Example: A 16-port switch supports PoE of 246.4W that can be outputted to devices. The switch supports up to Type 3 series of devices or devices that require up to 60W of power to operate. In order to determine the maximum power budget, simply divide 246.4 by 60 and come to the maximum of 4.11, or four Type 3 series of devices with a small amount of buffer to handle power fluctuations. The switch can still function as a normal switch to the other 12 ports, but it cannot provide PoE to those ports without an additional power supply. In order to gain more devices on this switch at once, a lower device type will need to be chosen, which may limit total network speeds or how many end user devices can be connected to the APs at once. Choosing a Type 2 series of devices allows PoE to be used and results in eight ports maximum being used; choosing a Type 1 series of devices allows all 16 ports to be used.
If adding a PoE device to a switch after the initial calculation and determining the current total power output, simply type a command into the switch to display the total PoE output for the switch and calculate how much of the maximum power is left for use. An example of this is shown below and was captured using a Cisco 3560 X PoE switch and a Cisco 3780 B AP. Be aware that this switch uses class of device instead of type of device, but the terms can be used interchangeably in this case.
Not calculating the current wattage being used can affect other devices already connected to the switch by reducing the total power they receive; therefore, it is always important to determine this before adding a new PoE device.
Potential Issues if PoE is Not Enough for the Network
PoE can be potentially detrimental to a network if the end devices on the network cannot receive the full amount of power. This can potentially be an issue if the cable runs are approaching the maximum length (100M) for which ethernet cables are rated to function, as heat starts to build up and degrade the amount of power being transmitted across the cable. Heat in the area surrounding the cable is potentially another factor that affects how much power is transmitted through the cable. One final consideration is the type of ethernet cable in use; improperly shielded cables and older standard cables cannot deliver the high wattage used by devices such as access points.
Devices receiving slightly lower power wattage can still function, but not all features will be enabled. An example of this is with the Cisco Aironet 4800 Access Point Series. These can function using 30W from the source instead of the recommended 31W, however, you lose features such as Multigigabit, USB support, and AUX ethernet. Another example would be the Cisco Aironet 3800 Access Point Series. These can function on 25.8W from the source instead of the recommended 30W; in this case you lose access to the USB 2.0 port.
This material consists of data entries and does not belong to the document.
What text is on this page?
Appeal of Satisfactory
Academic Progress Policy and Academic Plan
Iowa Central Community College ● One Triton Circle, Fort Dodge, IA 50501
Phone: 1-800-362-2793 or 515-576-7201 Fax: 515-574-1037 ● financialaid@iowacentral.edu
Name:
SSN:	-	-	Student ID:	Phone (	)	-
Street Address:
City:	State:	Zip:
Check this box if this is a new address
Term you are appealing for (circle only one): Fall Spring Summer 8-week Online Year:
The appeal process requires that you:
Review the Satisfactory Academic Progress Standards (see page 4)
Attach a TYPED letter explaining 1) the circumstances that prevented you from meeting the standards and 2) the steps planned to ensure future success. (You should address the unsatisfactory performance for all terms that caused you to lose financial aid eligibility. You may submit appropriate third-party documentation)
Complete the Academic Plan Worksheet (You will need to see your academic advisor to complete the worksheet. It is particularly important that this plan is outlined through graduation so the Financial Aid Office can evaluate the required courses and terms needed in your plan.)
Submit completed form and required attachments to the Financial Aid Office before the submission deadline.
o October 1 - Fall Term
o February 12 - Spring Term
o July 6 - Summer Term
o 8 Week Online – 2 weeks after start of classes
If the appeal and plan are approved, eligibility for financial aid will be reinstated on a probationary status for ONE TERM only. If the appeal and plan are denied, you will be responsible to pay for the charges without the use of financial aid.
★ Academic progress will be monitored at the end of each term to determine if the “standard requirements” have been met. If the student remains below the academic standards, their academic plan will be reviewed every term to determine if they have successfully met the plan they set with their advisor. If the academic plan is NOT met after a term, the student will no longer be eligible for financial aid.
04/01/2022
Not planning for this potential loss in power could severely limit your wireless network in both its performance and potential to scale for more users.
Future PoE Standards
The most recent PoE standard (IEEE 802.3bt-2018) was released in September 2018. This standard allowed up to 10GBASE-T to be used, lowered the power requirements for standby devices, and added enhancements to better support Internet of Things devices and applications. At the time of writing, there are no other updates to PoE standards for devices intended for use in commercial or residential buildings.
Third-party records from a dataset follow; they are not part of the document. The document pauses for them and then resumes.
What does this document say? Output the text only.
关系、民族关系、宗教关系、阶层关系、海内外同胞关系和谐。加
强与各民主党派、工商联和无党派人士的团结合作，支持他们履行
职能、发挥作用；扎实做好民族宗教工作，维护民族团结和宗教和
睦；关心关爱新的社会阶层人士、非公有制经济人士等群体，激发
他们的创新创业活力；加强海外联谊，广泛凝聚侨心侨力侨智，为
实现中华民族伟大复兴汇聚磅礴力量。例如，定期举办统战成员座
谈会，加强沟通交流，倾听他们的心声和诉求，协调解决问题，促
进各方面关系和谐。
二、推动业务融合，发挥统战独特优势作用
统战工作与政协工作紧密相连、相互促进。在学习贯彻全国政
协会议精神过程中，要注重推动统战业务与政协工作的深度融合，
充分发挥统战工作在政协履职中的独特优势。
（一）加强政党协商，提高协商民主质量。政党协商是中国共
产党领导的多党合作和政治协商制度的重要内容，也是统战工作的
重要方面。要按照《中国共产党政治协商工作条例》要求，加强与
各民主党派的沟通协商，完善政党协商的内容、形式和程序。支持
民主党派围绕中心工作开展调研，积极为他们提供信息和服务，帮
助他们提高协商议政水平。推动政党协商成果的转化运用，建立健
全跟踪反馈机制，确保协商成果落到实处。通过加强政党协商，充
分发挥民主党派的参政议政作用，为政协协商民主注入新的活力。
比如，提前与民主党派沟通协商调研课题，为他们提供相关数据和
The only updates that are related to PoE that could be used in buildings are labeled as maintenance for PoE over 2 pairs (IEEE 802.3cq), maintenance for PoE in general (IEEE 802.3cv), and an update for PoE to function better in harsh environments and potentially for long haul runs of up to 1,000M (IEEE 802.3cg).
These are the most recent updates considered for the PoE standard at the time of writing, and it is unknown when these standards are planned to be implemented.